With few exceptions, none of these is easy to answer definitively within the confines of a preregistration clinical trials programme. Effectiveness and safety have to be balanced against each other. What may be regarded as 'safe' for a new oncology drug in advanced lung cancer would not be so regarded in the treatment of childhood eczema. The use of the term 'dose', without explanation, is irrational as it implies a single dose for all patients. Pharmaceutical companies cannot be expected to produce a large array of different doses for each medicine, but the maxim to use the smallest effective dose that results in the desired effect holds true. Some drugs require titration, others have a wide safety margin so that one 'high' dose may achieve optimal effectiveness with acceptable safety.

14 Medicines need instruction manuals just as do domestic appliances.

There are two classes of endpoint or outcome of a therapeutic investigation.

• the therapeutic effect itself e.g. sleep, eradication of infection

• a surrogate effect, a short-term effect that can be reliably correlated with long-term therapeutic benefit e.g. blood lipids or glucose or blood pressure.

A surrogate endpoint might also be a pharmacokinetic parameter, if it is indicative of the therapeutic effect, e.g. plasma concentration of an anti-epilepsy drug.

Use of surrogate effects presupposes that the disease process is fully understood. They are employed (when they can be justified) in diseases for which the true therapeutic effect can be measured only by studying large numbers of patients over years. Such long-term outcome studies are indeed always preferable but may be impracticable on organisational, financial and sometimes ethical grounds prior to releasing new drugs for general prescription. It is in areas such as these that the techniques of large-scale surveillance for efficacy, as well as for safety, under conditions of ordinary use (below), would be needed to supplement the necessarily smaller and shorter formal therapeutic trials employing surrogate effects.

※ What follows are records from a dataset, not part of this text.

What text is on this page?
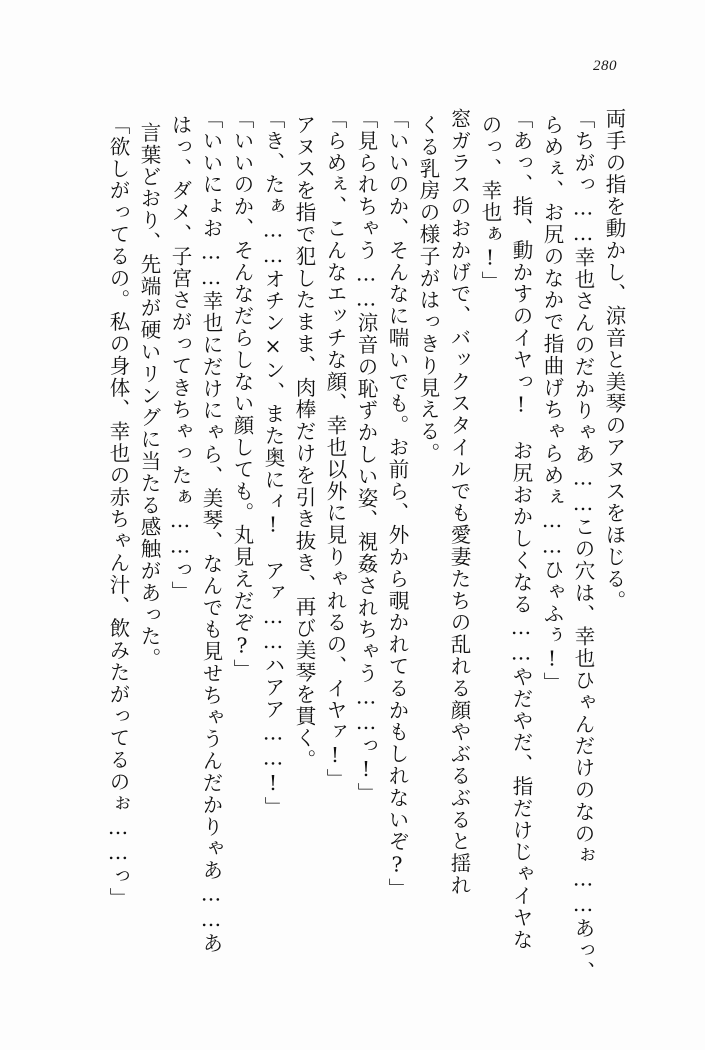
280
両手の指を動かし、涼音と美琴のアヌスをほじる。
「ちがっ……幸也さんのだかりゃあ……この穴は、幸也ひゃんだけのなのぉ……あっ、
らめぇ、お尻のなかで指曲げちゃらめぇ……ひゃふぅ!」
「あっ、指、動かすのイヤっ!　お尻おかしくなる……やだやだ、指だけじゃイヤな
のっ、幸也ぁ!」
窓ガラスのおかげで、バックスタイルでも愛妻たちの乱れる顔やぶるぶると揺れ
くる乳房の様子がはっきり見える。
「いいのか、そんなに喘いでも。お前ら、外から覗かれてるかもしれないぞ?」
「見られちゃう……涼音の恥ずかしい姿、視姦されちゃう……っ!」
「らめぇ、こんなエッチな顔、幸也以外に見りゃれるの、イヤァ!」
アヌスを指で犯したまま、肉棒だけを引き抜き、再び美琴を貫く。
「き、たぁ……オチン×ン、また奥にィ!　アァ……ハアア……!」
「いいのか、そんなだらしない顔しても。丸見えだぞ?」
「いいにょお……幸也にだけにゃら、美琴、なんでも見せちゃうんだかりゃあ……あ
はっ、ダメ、子宮さがってきちゃったぁ……っ」
言葉どおり、先端が硬いリングに当たる感触があった。
「欲しがってるの。私の身体、幸也の赤ちゃん汁、飲みたがってるのぉ……っ」
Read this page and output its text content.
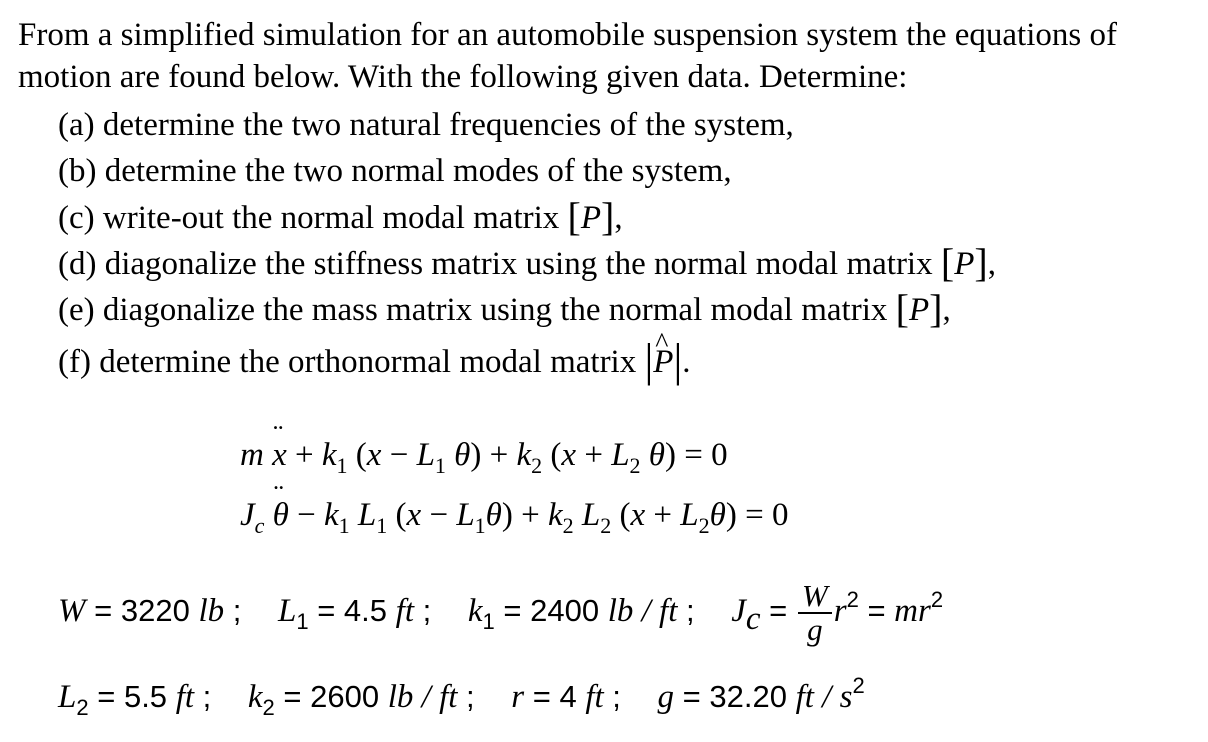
From a simplified simulation for an automobile suspension system the equations of motion are found below. With the following given data. Determine:
(a) determine the two natural frequencies of the system,
(b) determine the two normal modes of the system,
(c) write-out the normal modal matrix [P],
(d) diagonalize the stiffness matrix using the normal modal matrix [P],
(e) diagonalize the mass matrix using the normal modal matrix [P],
(f) determine the orthonormal modal matrix |^ P|.
m ¨ $x + k_1$ ($x - L_1$ $\theta) + k_2$ ($x + L_2$ θ) = 0
$J_c$ ¨ $\theta - k_1$ $L_1$ $(x - L_1\theta) + k_2$ $L_2$ $(x + L_2\theta) = 0$
W = 3220 lb ; $L_1 = 4.5$ ft ; $k_1 = 2400$ lb / ft ; $J_c = \frac{W}{g} r^2 = mr^2$
$L_2 = 5.5$ ft ; $k_2 = 2600$ lb / ft ; r = 4 ft ; g = 32.20 ft / $s^2$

Surrogate endpoints are of particular value in early drug development to select candidate drugs from a range of agents. Over-zealous fixation on the use of surrogate endpoints can, however, lead to serious errors in decision-making.

Therapeutic evaluation

The aims of therapeutic evaluation are three-fold.

• To assess the efficacy, safety and quality of new drugs to meet unmet clinical needs.

• To expand the indications for the use of current drugs (or generic drugs15) in clinical and marketing terms.

• To protect public health over the lifetime of a given drug.

15 A drug for which the original patent has expired, so that anyone may market it in competition with the inventor. The term 'generic' has, however, come to be synonymous with the nonproprietary or approved name (see Chapter 6).